Este lunes, Boudou brindó una extensa entrevista en radio Del Plata donde contó cómo llevó sus 70 días en prisión. A continuación, los momentos más destacables de su relato:

“La prisión tiene varias aristas. Para los que leímos Un día en la vida de Iván Denísovich, esto es un paraíso. Pero son condiciones de detención muy duras, muy duras. El afuera no existe para vos. Convivís con ocho personas que no conocías antes”.

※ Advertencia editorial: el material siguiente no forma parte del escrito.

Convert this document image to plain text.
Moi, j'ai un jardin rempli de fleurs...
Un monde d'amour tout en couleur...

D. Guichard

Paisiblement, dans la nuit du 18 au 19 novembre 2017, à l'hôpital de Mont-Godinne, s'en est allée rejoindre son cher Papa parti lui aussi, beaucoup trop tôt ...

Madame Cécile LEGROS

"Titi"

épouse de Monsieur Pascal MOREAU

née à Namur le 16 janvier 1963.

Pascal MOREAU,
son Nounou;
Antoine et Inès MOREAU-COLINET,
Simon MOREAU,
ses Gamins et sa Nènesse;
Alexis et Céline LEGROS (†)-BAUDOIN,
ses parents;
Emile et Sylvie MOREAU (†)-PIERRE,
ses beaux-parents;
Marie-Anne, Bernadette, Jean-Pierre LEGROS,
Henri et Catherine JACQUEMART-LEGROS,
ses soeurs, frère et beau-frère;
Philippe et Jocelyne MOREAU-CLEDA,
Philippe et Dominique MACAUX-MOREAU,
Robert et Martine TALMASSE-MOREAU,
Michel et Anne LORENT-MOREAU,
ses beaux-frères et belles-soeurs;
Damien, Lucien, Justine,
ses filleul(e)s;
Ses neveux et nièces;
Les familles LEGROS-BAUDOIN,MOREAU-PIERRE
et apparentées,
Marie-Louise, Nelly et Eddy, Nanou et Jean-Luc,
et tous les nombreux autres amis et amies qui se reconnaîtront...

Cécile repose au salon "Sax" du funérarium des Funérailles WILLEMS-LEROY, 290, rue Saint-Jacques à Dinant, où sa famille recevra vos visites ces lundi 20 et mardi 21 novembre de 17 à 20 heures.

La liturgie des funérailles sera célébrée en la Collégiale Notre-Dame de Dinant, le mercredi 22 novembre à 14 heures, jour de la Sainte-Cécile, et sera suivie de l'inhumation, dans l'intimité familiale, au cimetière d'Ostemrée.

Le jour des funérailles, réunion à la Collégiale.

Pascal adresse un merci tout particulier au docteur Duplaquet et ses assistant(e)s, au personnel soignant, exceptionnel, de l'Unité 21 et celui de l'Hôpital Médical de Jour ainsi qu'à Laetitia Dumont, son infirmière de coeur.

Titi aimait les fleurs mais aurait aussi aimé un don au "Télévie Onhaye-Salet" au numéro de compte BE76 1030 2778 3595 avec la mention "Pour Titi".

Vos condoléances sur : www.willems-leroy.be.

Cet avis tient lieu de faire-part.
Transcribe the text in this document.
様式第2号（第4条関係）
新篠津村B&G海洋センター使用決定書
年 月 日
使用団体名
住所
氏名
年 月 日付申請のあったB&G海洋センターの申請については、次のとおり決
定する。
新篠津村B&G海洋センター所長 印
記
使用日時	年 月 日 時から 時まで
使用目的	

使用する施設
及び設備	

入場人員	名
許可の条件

“Hay que darle mucha bola al ejercicio, en condiciones tumberas. Nuestras pesas eran los tachos de agua llenos de lavandina, un palo de escoba que los unía, tachos de pintura que usábamos para hacer flexiones de brazo. Como sea, hay que hacer ejercicio. Hay que imponerse una rutina todos los días. En nuestro grupo había un militar colombiano que era la persona encargada de organizar la rutina física. Él llevaba adelante todo eso”

“Lo otro que hice fue imponerme una parte de lectura, que lo dividí en tres partes: una recreativa, una de historia y otra de economía. A eso también hay que darle bola todos los días”.

“Cuando entramos era Cucarachalandia. La más chica tenía el tamaño de un gato. Son pequeños logros. Al principio perdíamos todos los días por goleada la guerra. Y después de 30 días, la ganamos. Cuando entró Carlos Kirchner, ya no había más cucarachas”.

“El Servicio Penitenciario hace cosas para que el interno tenga alguna actividad. Nosotros jugábamos al fútbol tres veces por semana, jugábamos al ping pong. Había también asistencia psicológica. Había un taller de música que empezó a funcionar. Si algún día puedo volver como colaborador, me encantaría poder hacerlo para los compañeros que están ahí”.



“Mi celda estaba incendiada, quemada, y con un detalle: había un póster del presidente y de su señora, muy nuevito, recién puesto. La mía era la celda que peor estaba. No sé si fue un mensaje, pero yo lo tomé muy bien. Dejé ahí el póster hasta el último día. Debe estar ahí aún hoy”.

“La relación con el Servicio Penitenciario Federal fue súper profesional. Nunca fue laxa o relajada, pero tampoco fue humillante. Es una cosa para destacar. Lo mismo que el sistema de traslados, fue muy profesional. El sistema médico también es muy profesional y la asistencia psicológica”.

“Te dan dos comidas por día. Son bandejitas. Pollo, un pedazo de pizza. El pan es increíble. Eso no me permitió bajar todo lo que quería con el ejercicio. Además, hay que agradecer a los compañeros y compañeras que mandaban cosas”.